Pertanyaan:

Apakah hukum ridha terhadap qadar? semoga Allah menjadikan anda, demikian pula dengan ilmu yang anda miliki berguna (bagi umat).

Jawaban:

Ridha terhadap qadar adalah wajib hukumnya karena ia merupakan bentuk kesempurnaan ridha terhadap rububiyyah Allah. Karenanya, wajib bagi setiap Mukmin untuk ridha terhadap qadha Allah. Akan tetapi, sesuatu yang sudah di qadha (diputuskan oleh Allah terjadi) inilah yang perlu dirinci lebih lanjut; yaitu bahwa sesuatu yang sudah diqadha tidak sama dengan posisi qadha itu sendiri sebab qadha adalah perbuatan Allah sementara sesuatu yang telah diqadha adalah hasil dari perbuatan Allah tersebut. Qadha yang merupakan perbuatan Allah, wajib kita ridhai dan tidak boleh sama sekali dalam kondisi apapun menggerutu (dongkol) terhadapnya.

Sementara sesuatu yang diqadha itu terbagi kepada beberapa jenis:

Pertama, sesuatu yang wajib diridhai

Kedua, sesuatu yang haram diridhai

Ketiga, sesuatu yang dianjurkan untuk diridhai

Sebagai contoh, perbuatan maksiat merupakan sesuatu yang sudah diqadha oleh Allah akan tetapi ridha terhadap perbuatan mak-siat adalah haram meskipun terjadi atas qadha Allah. Siapa yang memandang kepada perbuatan maksiat dari aspek qadha yang merupakan perbuatan Allah, maka wajib baginya untuk ridha dan berkata, “Sesungguhnya Allah subhanahu wa ta’ala Maha Bijaksana, andaikata bukan karena hikmah (kebijaksanaanNya) terhadap hal ini, tentu itu tidak akan terjadi.” Sedangkan dari aspek sesuatu yang sudah diqadha, yaitu ia sebagai perbuatan maksiat terhadap Allah, maka wajib bagi anda untuk tidak meridhainya.
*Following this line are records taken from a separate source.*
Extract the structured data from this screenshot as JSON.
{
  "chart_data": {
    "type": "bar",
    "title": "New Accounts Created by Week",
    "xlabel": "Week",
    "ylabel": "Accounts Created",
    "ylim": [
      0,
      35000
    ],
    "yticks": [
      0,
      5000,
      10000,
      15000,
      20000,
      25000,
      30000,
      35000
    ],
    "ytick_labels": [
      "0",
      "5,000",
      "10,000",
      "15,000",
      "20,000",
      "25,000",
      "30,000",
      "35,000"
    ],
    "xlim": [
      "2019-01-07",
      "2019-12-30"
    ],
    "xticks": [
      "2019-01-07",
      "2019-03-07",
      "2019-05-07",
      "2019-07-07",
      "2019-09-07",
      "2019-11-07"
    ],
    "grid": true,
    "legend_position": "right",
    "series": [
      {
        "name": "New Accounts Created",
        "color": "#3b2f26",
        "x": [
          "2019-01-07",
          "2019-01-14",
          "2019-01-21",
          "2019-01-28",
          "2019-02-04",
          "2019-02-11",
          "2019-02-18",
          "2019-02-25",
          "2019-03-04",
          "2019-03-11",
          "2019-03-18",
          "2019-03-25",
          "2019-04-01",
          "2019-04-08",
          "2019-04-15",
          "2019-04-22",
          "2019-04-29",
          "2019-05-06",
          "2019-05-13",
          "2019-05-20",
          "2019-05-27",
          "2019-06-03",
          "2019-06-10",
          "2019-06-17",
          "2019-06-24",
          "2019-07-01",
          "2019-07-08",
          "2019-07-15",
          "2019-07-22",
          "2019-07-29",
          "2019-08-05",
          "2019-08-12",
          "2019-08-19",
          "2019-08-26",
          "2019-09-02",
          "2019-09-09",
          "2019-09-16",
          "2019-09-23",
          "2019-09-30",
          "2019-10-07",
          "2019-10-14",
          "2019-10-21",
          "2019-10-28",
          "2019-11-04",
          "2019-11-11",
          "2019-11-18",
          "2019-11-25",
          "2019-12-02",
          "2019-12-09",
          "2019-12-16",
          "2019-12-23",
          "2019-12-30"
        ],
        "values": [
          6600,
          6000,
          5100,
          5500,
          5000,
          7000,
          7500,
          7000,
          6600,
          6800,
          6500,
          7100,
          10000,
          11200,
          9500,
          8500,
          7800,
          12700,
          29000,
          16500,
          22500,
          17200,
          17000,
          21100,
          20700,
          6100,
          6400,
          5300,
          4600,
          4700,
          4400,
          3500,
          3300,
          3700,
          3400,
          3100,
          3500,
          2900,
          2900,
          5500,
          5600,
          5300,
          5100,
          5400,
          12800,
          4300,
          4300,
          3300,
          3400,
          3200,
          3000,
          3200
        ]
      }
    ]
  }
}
Wajib pula bagi anda untuk berusaha menghilangkan perbuatan maksiat ini dari diri anda atau dari selain anda.

Sedangkan jenis sesuatu yang sudah diqadha tetapi wajib di-ridhai hukumnya sama dengan sesuatu yang wajib secara syar’i sebab Allah telah memutuskannya secara kauni dan syariat. Karenanya, wajib meridhainya dari aspek ia sebagai qadha dan ia sebagai sesuatu yang sudah diqadha.

Jenis ketiga yang dianjurkan untuk diridhai dan wajib bersabar atasnya adalah berupa musibah-musibah yang sudah terjadi. Musibah yang sudah terjadi, dianjurkan untuk ridha terhadapnya, bukan wajib, menurut mayoritas ulama, akan tetapi yang wajib adalah bersabar atasnya. Jadi, perbedaan antara sabar dan ridha, bahwa sabar bersumber dari ketidaksukaan manusia terhadap suatu kejadian akan tetapi dia tidak boleh melakukan sesuatu yang bertentangan dengan syariat dan menafikan kesabaran itu. Sedangkan ridha, tidak bersumber dari ketidaksukaan seseorang terhadap suatu kejadian. Artinya, baginya sama saja, apakah sesuatu itu sudah terjadi atau belum terjadi. Dari sini, jumhur ulama mengatakan, ‘Sesungguhnya sabar itu wajib hukumnya sedangkan ridha itu hanya dianjurkan‘.

Kumpulan Fatwa yang Diedit Oleh Asyraf Abdul Maqshud, Juz I, hal. 60-61.